Lu and his colleagues hope that by providing a standardized genetic scaffold – along with the ability to ‘mix-and-match’ particular sequences – the technique could make bacteriophages a valid option for treating difficult bacterial infections.

The researchers used cultured yeast cells in order to do the viral genome manipulations. According to Lu, “Once we had that method, it allowed us very easily to identify the genes that code for the tails and engineer them or swap them in and out from other phages. You can use the same engineering strategy over and over, so that simplifies that workflow in the lab.”

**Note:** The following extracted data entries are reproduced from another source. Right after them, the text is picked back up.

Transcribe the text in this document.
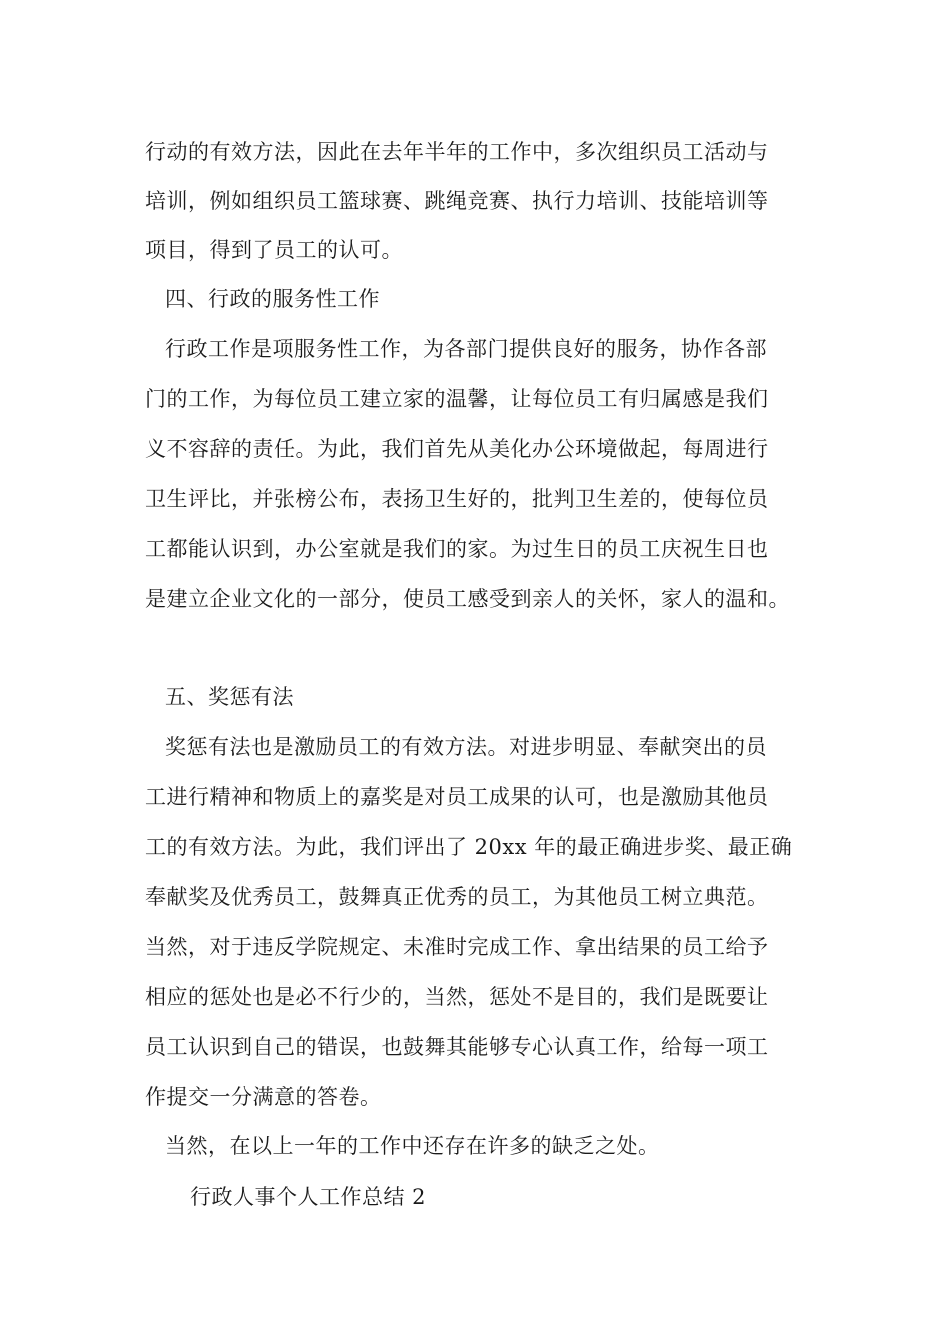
行动的有效方法，因此在去年半年的工作中，多次组织员工活动与
培训，例如组织员工篮球赛、跳绳竞赛、执行力培训、技能培训等
项目，得到了员工的认可。
四、行政的服务性工作
行政工作是项服务性工作，为各部门提供良好的服务，协作各部
门的工作，为每位员工建立家的温馨，让每位员工有归属感是我们
义不容辞的责任。为此，我们首先从美化办公环境做起，每周进行
卫生评比，并张榜公布，表扬卫生好的，批判卫生差的，使每位员
工都能认识到，办公室就是我们的家。为过生日的员工庆祝生日也
是建立企业文化的一部分，使员工感受到亲人的关怀，家人的温和。
五、奖惩有法
奖惩有法也是激励员工的有效方法。对进步明显、奉献突出的员
工进行精神和物质上的嘉奖是对员工成果的认可，也是激励其他员
工的有效方法。为此，我们评出了 20xx 年的最正确进步奖、最正确
奉献奖及优秀员工，鼓舞真正优秀的员工，为其他员工树立典范。
当然，对于违反学院规定、未准时完成工作、拿出结果的员工给予
相应的惩处也是必不行少的，当然，惩处不是目的，我们是既要让
员工认识到自己的错误，也鼓舞其能够专心认真工作，给每一项工
作提交一分满意的答卷。
当然，在以上一年的工作中还存在许多的缺乏之处。
行政人事个人工作总结 2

To date, the team at MIT have successfully engineered the phages to target distinct strains of Gram-negative bacteria, including E. col, Klebsiella, and Yersinia. Gram-negative bacteria are particularly hard to treat with available antibiotics, and they can cause some of the most dangerous urinary, respiratory and gastrointestinal illnesses including pneumonia, sepsis, gastritis, and Legionnaires’ disease.

Sources:

• Customizing viruses to fight selected bacteria – http://www.medicalnewstoday.com/articles/299962.php
• Ando, H., Lemire, S., Pires, D., Lu, T. (2015). Engineering Modular Viral Scaffolds for Targeted Bacterial Population Editing. Cell Systems.